While an inspector general’s office exists for executive agencies—with a commissioner who can only be removed for written, publicly filed cause—Bill de Blasio would push for legislation establishing a similar position in the City Council. The position would replace the now defunct Independent Compliance Office in the City Council, a short-lived position, which, despite its name, lacked true independence from the Council leadership. The new independent position would be nominated by the Council and approved by the mayor. To ensure the independence of this position, the office would have a set term of five years, a fixed salary that could not be decreased by the City Council, and would require at least five years of prior law enforcement experience. Staffing levels for the office would be fixed by law and would require agreement by the mayor to reduce. Among its functions, powers and duties, the office would investigate complaints from sources, or upon its own initiative, concerning alleged abuses and fraud.

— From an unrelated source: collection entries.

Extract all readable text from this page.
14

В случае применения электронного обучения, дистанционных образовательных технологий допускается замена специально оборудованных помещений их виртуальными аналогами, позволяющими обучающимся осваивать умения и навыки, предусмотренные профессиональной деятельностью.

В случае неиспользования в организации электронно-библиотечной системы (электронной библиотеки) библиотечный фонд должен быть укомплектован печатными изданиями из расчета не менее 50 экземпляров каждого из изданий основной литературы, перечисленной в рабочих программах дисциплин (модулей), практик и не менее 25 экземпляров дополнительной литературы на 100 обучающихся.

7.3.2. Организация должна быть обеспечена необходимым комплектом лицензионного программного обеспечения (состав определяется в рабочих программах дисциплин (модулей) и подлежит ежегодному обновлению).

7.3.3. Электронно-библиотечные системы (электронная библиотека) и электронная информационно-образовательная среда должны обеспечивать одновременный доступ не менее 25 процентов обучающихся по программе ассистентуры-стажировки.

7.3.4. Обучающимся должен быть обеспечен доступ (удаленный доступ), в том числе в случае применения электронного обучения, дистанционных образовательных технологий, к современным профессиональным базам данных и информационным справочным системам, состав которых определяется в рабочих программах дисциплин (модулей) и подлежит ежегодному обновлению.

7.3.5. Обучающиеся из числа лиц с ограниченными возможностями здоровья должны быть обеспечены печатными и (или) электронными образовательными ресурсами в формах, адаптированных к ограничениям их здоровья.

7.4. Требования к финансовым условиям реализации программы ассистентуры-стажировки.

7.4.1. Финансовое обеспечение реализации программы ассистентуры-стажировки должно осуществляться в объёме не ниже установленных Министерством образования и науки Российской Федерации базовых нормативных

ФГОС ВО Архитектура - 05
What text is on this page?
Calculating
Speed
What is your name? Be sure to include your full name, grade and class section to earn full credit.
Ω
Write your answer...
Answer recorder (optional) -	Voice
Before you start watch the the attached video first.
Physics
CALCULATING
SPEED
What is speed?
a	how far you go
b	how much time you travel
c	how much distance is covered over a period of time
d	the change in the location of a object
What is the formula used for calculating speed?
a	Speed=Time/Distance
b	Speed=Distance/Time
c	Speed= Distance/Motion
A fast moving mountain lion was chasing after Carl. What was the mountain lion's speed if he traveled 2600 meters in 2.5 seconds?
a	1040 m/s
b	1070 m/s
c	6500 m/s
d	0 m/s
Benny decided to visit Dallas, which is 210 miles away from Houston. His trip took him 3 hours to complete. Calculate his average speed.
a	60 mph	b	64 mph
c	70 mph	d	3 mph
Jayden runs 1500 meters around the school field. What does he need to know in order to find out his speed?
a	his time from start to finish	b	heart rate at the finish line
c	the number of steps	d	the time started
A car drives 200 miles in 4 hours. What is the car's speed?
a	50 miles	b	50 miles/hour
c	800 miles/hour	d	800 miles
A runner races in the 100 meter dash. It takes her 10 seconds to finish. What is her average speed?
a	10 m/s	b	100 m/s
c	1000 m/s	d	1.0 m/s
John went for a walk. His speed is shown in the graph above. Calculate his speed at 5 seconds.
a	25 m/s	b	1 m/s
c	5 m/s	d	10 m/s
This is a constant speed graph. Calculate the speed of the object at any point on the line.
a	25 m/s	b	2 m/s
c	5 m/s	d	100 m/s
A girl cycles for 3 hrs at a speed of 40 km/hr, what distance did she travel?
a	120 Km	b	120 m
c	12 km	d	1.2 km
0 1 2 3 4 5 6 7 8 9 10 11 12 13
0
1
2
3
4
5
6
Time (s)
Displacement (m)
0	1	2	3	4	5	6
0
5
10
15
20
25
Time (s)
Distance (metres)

Unlocking Public Information With FOIL Reform

Bill de Blasio will increase transparency with a series of reforms of the Freedom of Information Law. He will include FOIL statistics in the Mayor’s Management Report, mandate routine reports on outstanding FOIL requests to the Public Advocate and City Council, and establish a unified online source to file, process and track all FOIL requests. Bill de Blasio will also levy fines and penalties against city agencies that regularly duck and delay FOIL requests, and he will proactively post online information that is most-frequently sought by FOIL request.

Reforming Local Elections

Bill de Blasio will push for a number of reforms to make local elections more democratic and open to the people. This includes allowing same-day voter registration and making voter registration available online. Bill de Blasio also supports efforts that boost voter participation, such as allowing early voting and making election information materials available in multiple languages.